Trevisan atingiu sua maioridade literária dirigindo uma das mais importantes revistas culturais brasileiras do século 20, a legendária Joaquim (1946-1948 – edição fac-similar: Imprensa Oficial do Paraná, 2000), que criou um modelo para as revistas jovens que passaram a surgir em praticamente todos os cantos do país. O nome era uma homenagem a “todos os joaquins do Brasil”, ou seja, à gente simples, centro da obra de Trevisan. Conjugando um aspecto gráfico extremamente ousado (aproveitando o trabalho dos mais renomados artistas brasileiros da época, de Di Cavalcanti a Poty) e textos modernos e revolucionários, Joaquim projetou Trevisan no centro do campo literário e funcionou com um laboratório para suas experiências narrativas da busca de uma síntese altamente elíptica. Joaquim expressava um saudável desejo jovem pelo novo e pelo universal — visível, por exemplo, nas traduções de textos de Joyce, Virginia Woolf, Sartre, Camus, T. S. Eliot, etc.

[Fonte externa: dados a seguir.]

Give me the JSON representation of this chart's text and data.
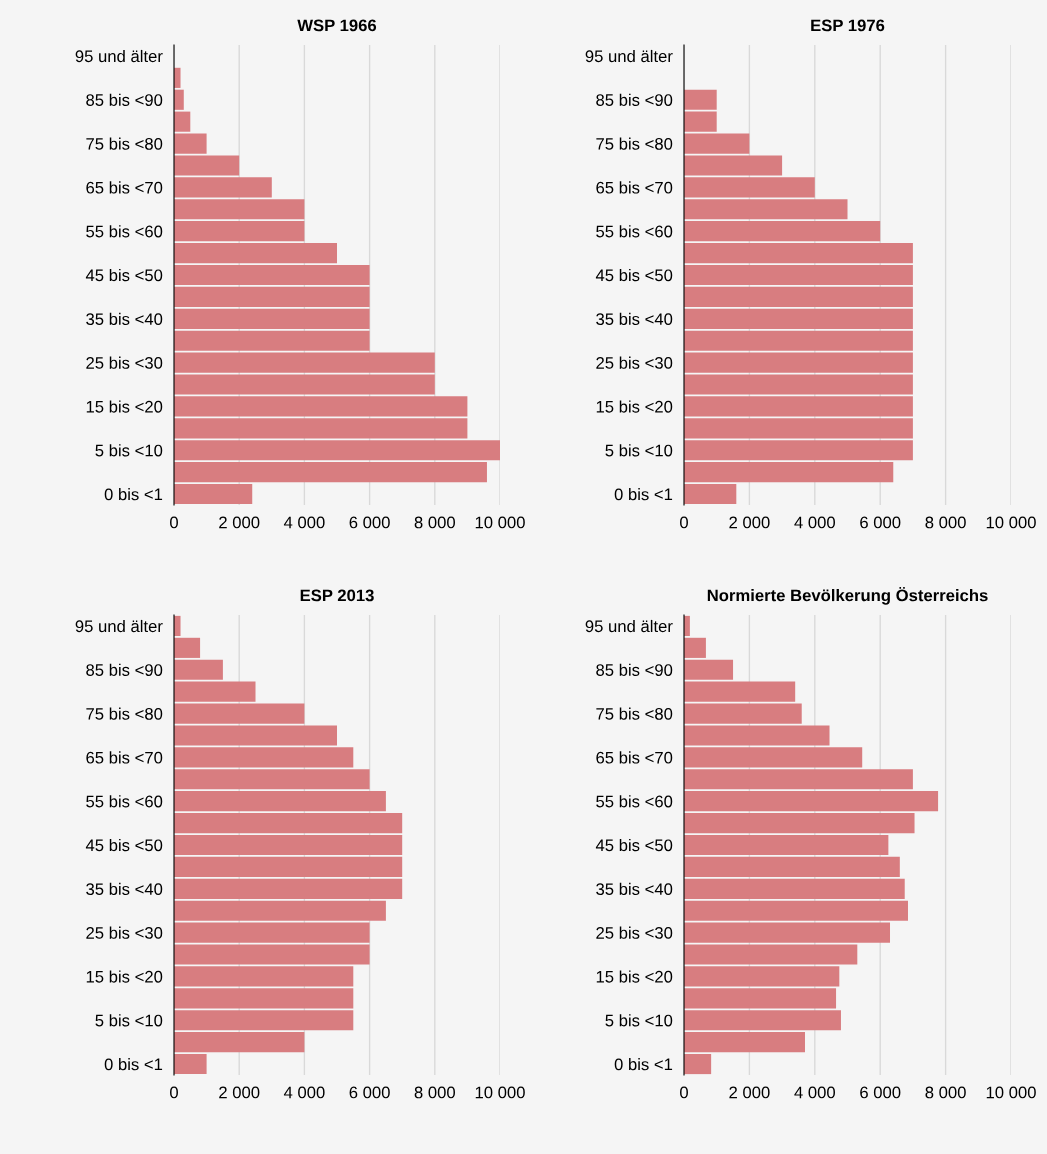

A produção deste período e dos dez anos seguintes apareceu em Novelas nada exemplares (Rio de Janeiro: José Olympio, 1959), seu livro de estréia nacional, onde estão latentes as tensões entre a província e o mundo. Os seres sem espessura histórica desta Curitiba parada no tempo vivem, numa solidão extrema, um exílio forçado. Sem conseguir assumir a sua heroicidade, os personagens passam a figurar como caricaturas de personalidades históricas ou literárias. A província acaba sendo vista como um lugar da cópia degradada, onde nos resta a tragicômica paródia da grande existência.

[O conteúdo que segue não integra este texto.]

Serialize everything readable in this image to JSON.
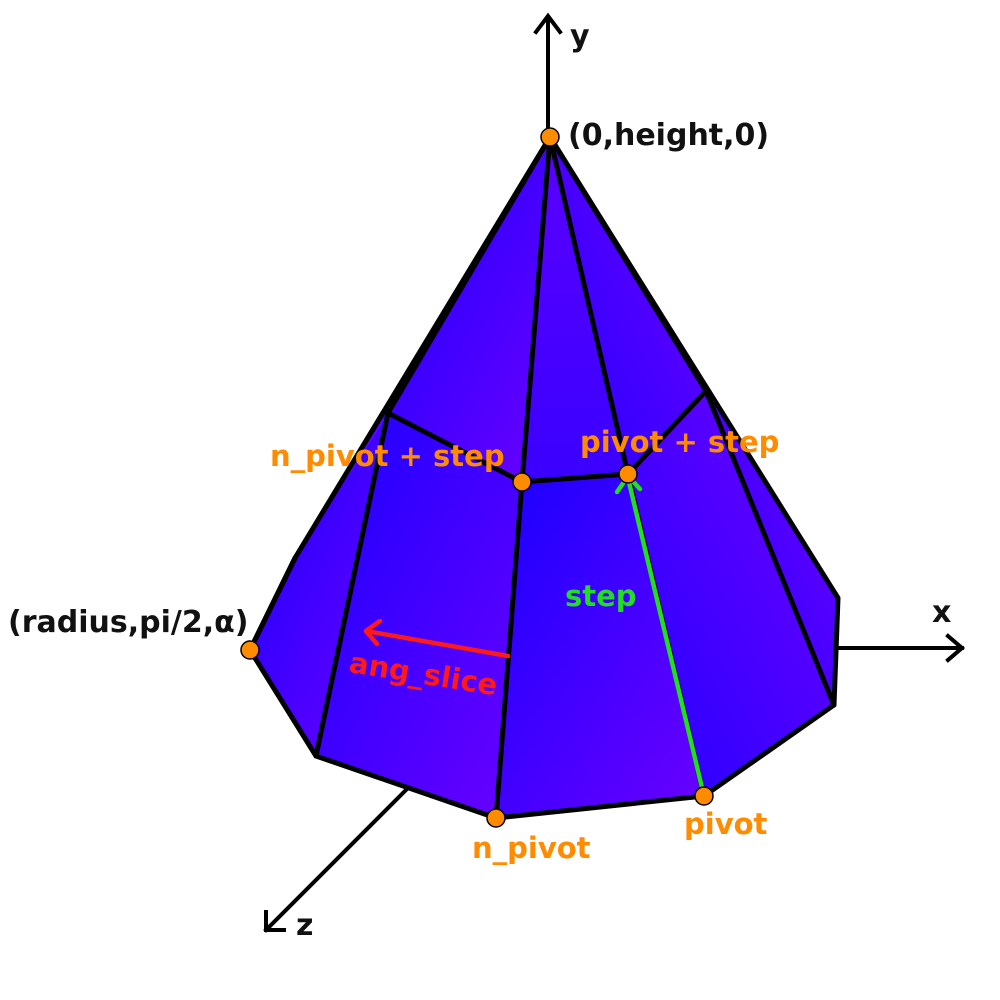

Esta tensão vai sofrer pequenas variações nos dois livros seguintes (Cemitério de elefantes e Morte na praça, ambos de 1964), revelando os conflitos entre o meio rural, ainda presente na cidade, e a nova realidade urbana, a caminho da despersonalização. Ainda é a capital do Paraná a grande personagem de Mistérios de Curitiba, coletânea que desvela os dramas de uma realidade de muros apertados, e de O vampiro de Curitiba (1965), leitura paródica e erótica de um vampiro decaído. É com este título que Dalton consolida sua geografia literária, sempre vista a partir de tipos provincianos, e que vai ficar marcada, deste ponto em diante, pela sexualidade. No rastro de O vampiro de Curitiba surgirá uma série de livros de contos que mantêm vasos comunicantes entre si e tratam dos relacionamentos eróticos, dentro e fora do casamento, configurando esta nova fase do autor. Sob estes títulos, Trevisan agrupará narrativas que se estendem de um livro para outro, cifrando as tensões da nova cidade, em que os cabarés começam a perder espaço com a liberação sexual. Compõem este grupo os volumes de contos: Desastres do amor (1968), A guerra conjugal (1969), Rei da terra (1972), O pássaro de cinco asas (1974), A faca no coração (1975), Abismo de rosas (1976), A trombeta do anjo vingador (1977), Crimes da paixão (1978), Virgem louca, loucos beijos (1979), Lincha tarado (1980), Chorinho brejeiro (1981), Essas malditas mulheres (1982), Meu querido assassino (1983). Neles, Trevisan faz uma cartografia dos espaços desejantes e das frustrações de uma vida conjugal vista como metonímia da existência provinciana. São, tanto pelo desdobramento das histórias quanto pela temática da sexualidade, a antecipação de seu único romance, A polaquinha (1985), no qual uma prostituta narra, no estilo de Fanny Hill, sua difícil vida fácil. Trevisan não vê a meretriz como vítima social, mas como mestre em artifícios, que usa a rendição ao homem como forma de domínio.
Se esta segunda fase mostra a busca de uma narrativa mais longa, que se consolida com o feixe de pequenas histórias que constituem A polaquinha, com Pão e sangue (1988), toma corpo um discurso minimalista que vinha aparecendo em títulos anteriores. Daqui para frente (Ah, é?, 1994; Dinorá: novos mistérios, 1995; 234, 1997; Pico na veia, 2002; Capitu sou eu, 2003; e Arara bêbada, 2004) Dalton se renderá ao conto-haicai, criando mini-estórias ou vinhetas que, muitas vezes, sequer têm títulos. Poderíamos afirmar que sua obra é uma viagem rumo à síntese, onde sobressai um tratamento poético da linguagem que valoriza a palavra precisa, o subentendido e o enigmático.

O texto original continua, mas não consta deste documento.